In this way, % is to ^ pretty much just as & is
to *. If R^ were instead spelled using a templatelike
syntax, what would be the corresponding code to get at it?

Finally, consider the agnostic template case:

  template<typename T>
  void f( T t ) {
    SomeBase* b = &t; 
// I have to have a way of
saying “I want a *” without knowing the type of T
    SomeInterface^ i = %t; // I have to have a way
of saying “I want a ^” without knowing the type of T
  }

I’ll write more about the full pointer system in the future. For other design considerations
about handles I’ll point to at Brandon’s Behind
the Design: Handles
blog entry again, and to my own earlier this week on why
pointers aren’t enough by themselves
.


Comments (4)

  1. Edward Diener says:

    I believe it is a mistake to invent new syntax of ‘^’ for pointer to gc type and ‘%’ for reference to gc type. Why not just use the normal C++ ‘*’ and ‘&’ respectively ? The compiler will know from the type itself whether this is a pointer/reference in GC memory or the C++ heap. I see no point in complicating the syntax unless there is a good technical reason, such as not being able to disambiguate between a pointer/reference to GC memory and a pointer/reference to non-GC memory based on the type.

    Saying that using ‘*’ pointer syntax is breaking the C++ standard because what a C++ pointer points to can not be moved around in memory is not a good reason, since CLI is not an attempt to create a C++ standard language.

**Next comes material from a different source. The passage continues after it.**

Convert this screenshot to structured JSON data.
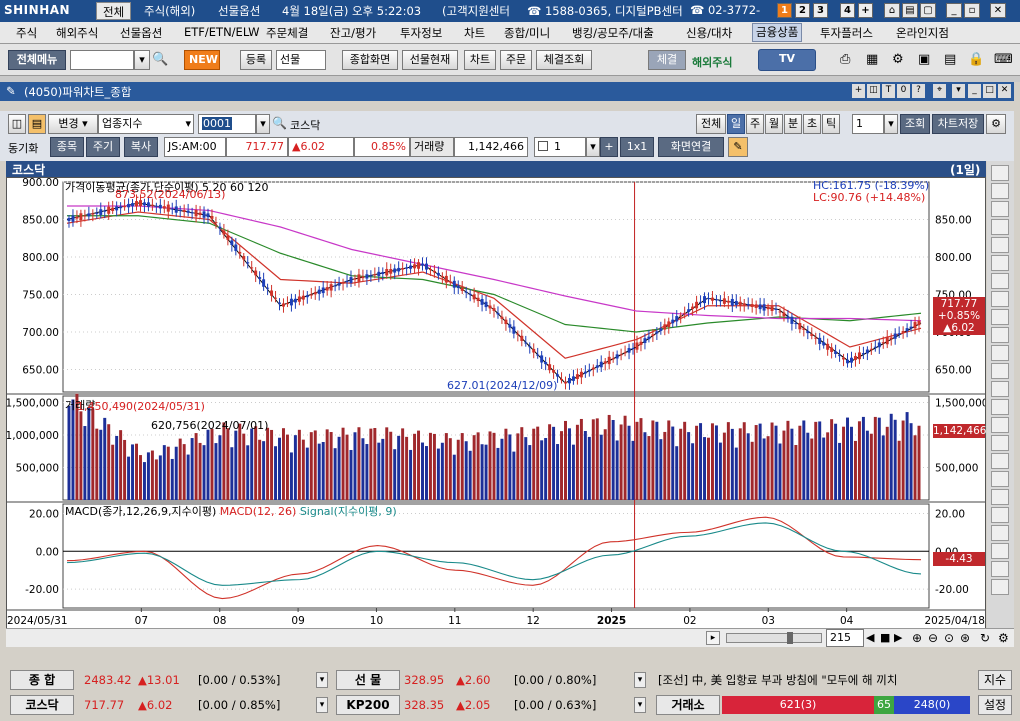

I would much rather the syntax remained as consistent with C++ as possible and the places where CLI diverged from C++ occur because GC types are different than C++ types in that they are automatically garbage collected, be the primary focus of a programmer’s understanding. Now C++ programmers must use a new syntax, ‘^’ and ‘%’, where they are already use to pointer and reference syntax. This only creates more headaches for C++ programmers using CLI.

  2. Herb Sutter says:

    >>I see no point in complicating the syntax unless there is a good technical reason, such as not being able to disambiguate between a pointer/reference to GC memory and a pointer/reference to non-GC memory based on the type.<<

    Yes, you got it — that’s one of the core reasons. The links above also describe additional ones.